III. Request for Grand Jury Voir Dire Materials

In addition to her main arguments about the constitutionality of the grand jury’s instructions, Caruto included two paragraphs in her motion to dismiss the indictment seeking disclosure of the grand jury voir dire transcripts and an instructional video that the grand jury watched before it was charged. Concluding that “the disclosure of voir dire would invade the secrecy of the grand jury proceedings” and that Caruto had “not made [a] sufficient showing [of] the need for disclosure,” the district court denied the request. Caruto challenges that decision.

We review the decision not to release grand jury transcripts for abuse of discretion. United States v. Plummer, 941 F.2d 799, 806 (9th Cir.1991); see also Douglas Oil Co. v. Petrol Stops Northwest, 441 U.S. 211, 223, 99 S.Ct. 1667, 60 L.Ed.2d 156 (1979) (“[A] court called upon to determine whether grand jury transcripts should be released necessarily is infused with substantial discretion.”).

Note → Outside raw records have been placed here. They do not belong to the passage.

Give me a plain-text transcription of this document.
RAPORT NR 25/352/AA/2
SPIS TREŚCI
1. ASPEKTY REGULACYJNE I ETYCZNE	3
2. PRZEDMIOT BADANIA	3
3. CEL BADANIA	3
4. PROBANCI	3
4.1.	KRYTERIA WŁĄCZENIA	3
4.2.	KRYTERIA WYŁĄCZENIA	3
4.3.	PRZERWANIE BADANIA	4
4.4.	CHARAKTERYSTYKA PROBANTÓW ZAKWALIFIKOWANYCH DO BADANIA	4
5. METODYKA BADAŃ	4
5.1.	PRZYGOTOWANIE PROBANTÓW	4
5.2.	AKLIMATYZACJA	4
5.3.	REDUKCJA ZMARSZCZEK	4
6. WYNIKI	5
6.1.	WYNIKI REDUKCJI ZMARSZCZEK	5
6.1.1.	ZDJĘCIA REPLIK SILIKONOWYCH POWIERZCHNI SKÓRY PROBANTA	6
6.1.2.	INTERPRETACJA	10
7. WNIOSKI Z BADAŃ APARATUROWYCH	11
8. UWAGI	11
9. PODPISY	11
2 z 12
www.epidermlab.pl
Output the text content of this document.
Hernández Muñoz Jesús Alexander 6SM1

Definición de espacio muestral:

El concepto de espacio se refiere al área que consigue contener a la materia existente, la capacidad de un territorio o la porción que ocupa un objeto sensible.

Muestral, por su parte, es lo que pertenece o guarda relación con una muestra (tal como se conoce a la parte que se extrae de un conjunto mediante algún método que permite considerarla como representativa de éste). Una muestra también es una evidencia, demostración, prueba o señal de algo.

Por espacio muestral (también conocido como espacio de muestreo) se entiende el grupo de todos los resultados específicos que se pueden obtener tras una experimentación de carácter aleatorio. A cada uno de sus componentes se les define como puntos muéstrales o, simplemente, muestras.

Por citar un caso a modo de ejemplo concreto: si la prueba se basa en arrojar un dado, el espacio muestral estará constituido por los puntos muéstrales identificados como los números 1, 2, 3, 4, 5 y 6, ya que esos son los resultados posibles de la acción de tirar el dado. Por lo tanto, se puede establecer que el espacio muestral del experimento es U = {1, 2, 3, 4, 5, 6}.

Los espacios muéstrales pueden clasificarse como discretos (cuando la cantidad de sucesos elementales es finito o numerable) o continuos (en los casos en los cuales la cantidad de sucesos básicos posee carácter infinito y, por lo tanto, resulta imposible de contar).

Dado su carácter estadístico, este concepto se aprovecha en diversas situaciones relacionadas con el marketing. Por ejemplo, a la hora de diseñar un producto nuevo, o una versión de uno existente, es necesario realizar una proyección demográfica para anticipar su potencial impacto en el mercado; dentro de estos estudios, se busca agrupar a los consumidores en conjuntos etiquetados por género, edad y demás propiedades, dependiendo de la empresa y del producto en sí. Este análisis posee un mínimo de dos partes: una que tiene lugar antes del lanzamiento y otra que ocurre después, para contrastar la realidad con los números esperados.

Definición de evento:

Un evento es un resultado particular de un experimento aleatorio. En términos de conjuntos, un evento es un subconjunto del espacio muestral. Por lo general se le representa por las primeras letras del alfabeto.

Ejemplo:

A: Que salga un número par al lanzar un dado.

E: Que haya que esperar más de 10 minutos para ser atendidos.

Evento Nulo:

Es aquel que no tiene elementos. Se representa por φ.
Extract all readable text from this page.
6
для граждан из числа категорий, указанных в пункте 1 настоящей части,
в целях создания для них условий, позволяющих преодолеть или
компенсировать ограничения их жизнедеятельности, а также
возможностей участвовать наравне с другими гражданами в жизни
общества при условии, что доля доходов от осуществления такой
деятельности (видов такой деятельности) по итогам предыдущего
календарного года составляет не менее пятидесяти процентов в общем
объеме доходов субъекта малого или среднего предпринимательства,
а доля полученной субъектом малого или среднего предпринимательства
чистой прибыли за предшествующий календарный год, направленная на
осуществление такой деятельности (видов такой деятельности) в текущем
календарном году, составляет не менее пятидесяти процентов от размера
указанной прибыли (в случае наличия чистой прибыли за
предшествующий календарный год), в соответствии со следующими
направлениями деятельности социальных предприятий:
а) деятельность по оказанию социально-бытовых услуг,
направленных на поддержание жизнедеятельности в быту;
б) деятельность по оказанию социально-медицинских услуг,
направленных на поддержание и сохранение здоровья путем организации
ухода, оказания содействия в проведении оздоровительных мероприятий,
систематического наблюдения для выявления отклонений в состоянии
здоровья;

“Parties seeking grand jury transcripts under Rule 6(e) must show that the material they seek is needed to avoid a possible injustice in another judicial proceeding, that the need for disclosure is greater than the need for continued secrecy, and that their request is structured to cover only material so needed.” Douglas Oil, 441 U.S. at 222, 99 S.Ct. 1667. In her two-paragraph argument in support of her request before the district court, Caruto made none of these three required showings, nor does she make them in her briefs on appeal. The district court did not abuse its “substantial” discretion in denying Caruto’s request.

AFFIRMED.

. The Fifth Amendment provides that "[n]o person shall be held to answer for a capital, or otherwise infamous crime, unless on a presentment or indictment of a Grand Jury, except in cases arising in the land or naval forces, or in the Militia, when in actual service in time of War or public danger.” U.S. Const, amend. V.